Roland Mousnier’s work on the sale of offices in 17th-century France, under Henry IV and Louis XIII, was first published in 1945 and remains one of the basic and essential studies of both political and social history of France in the 16th and 17th centuries. This article provides a general description of this work with an emphasize on the novelty of the author’s approach to the problem. Mousnier combined two styles of research, socio-political/institutional and legal-historical. He had succeeded in describing specific cases of the sale and résignation (transfer from one private person to another, frequently between relatives) of offices in their administrative and political context.

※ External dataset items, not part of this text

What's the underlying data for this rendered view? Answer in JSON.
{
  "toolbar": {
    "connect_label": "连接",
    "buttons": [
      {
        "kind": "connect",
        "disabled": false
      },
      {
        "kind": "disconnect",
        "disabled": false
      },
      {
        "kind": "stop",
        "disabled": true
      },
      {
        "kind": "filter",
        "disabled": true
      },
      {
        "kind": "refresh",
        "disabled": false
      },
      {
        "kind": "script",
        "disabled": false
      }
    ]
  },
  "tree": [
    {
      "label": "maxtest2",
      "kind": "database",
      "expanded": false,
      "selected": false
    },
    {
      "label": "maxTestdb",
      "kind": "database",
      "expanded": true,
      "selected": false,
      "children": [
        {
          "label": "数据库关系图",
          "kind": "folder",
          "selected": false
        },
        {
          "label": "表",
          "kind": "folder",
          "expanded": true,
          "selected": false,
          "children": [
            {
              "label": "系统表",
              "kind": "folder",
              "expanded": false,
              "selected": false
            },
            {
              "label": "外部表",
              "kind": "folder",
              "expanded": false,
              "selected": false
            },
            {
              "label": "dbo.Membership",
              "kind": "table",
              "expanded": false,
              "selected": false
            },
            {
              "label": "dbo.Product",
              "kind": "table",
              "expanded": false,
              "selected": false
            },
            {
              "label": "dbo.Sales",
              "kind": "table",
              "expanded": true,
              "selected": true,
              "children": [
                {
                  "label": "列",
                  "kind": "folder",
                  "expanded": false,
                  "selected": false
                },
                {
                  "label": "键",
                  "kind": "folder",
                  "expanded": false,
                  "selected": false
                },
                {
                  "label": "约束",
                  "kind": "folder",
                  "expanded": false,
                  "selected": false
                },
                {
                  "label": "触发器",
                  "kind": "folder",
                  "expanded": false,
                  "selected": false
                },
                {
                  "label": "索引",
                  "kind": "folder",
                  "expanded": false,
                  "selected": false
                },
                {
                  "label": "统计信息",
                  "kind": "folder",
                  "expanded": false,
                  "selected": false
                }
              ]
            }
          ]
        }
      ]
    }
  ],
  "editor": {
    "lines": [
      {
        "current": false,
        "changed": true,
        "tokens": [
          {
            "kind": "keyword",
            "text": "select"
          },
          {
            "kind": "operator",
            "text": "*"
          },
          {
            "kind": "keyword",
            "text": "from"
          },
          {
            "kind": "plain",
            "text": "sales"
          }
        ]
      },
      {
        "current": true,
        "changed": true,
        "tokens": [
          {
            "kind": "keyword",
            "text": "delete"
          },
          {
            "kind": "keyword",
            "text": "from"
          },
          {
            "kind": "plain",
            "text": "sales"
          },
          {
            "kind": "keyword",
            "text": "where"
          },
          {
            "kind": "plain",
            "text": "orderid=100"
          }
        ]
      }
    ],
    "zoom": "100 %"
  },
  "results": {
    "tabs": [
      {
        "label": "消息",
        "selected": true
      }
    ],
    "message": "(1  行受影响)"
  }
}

It was important for Mousnier to show that the monarchy, in addition to purely fiscal goals and the consolidation of the state apparatus, was solving a very important task: it managed to significantly weaken the influence of aristocratic clienteles on the management of the kingdom. In Soviet historiography, Mousnier’s book was appreciated, although critically received. Boris Porshnev rebuked Mosunier for underestimating the class struggle in France and for incorrectly assessing the venality: this policy did not facilitate the growth of the influence of the bourgeoisie, that helped to restrict the autocracy (as Mousnier thought), — on the contrary, the venality, according to Porshnev, had feudalized the bourgeoisie: the representatives of this social group, while purchasing offices and striving to ennoble themselves and to acquire fiefs, were ‘distracted from the revolutionary struggle against the feudal monarchy’. More attentive to the historical terminology, Alexandra Lublinskaya had outlined the range of subjects, whose treatment by Mousnier displeased the Soviet Marxist historians (the insufficient attention paid to the class struggle, the exaggeration of the thesis of the limitation of the royal power by the officials, the underestimation of the role of other estates of the realm), still she had widely used the French historian’s materials and conclusions in her own monographs.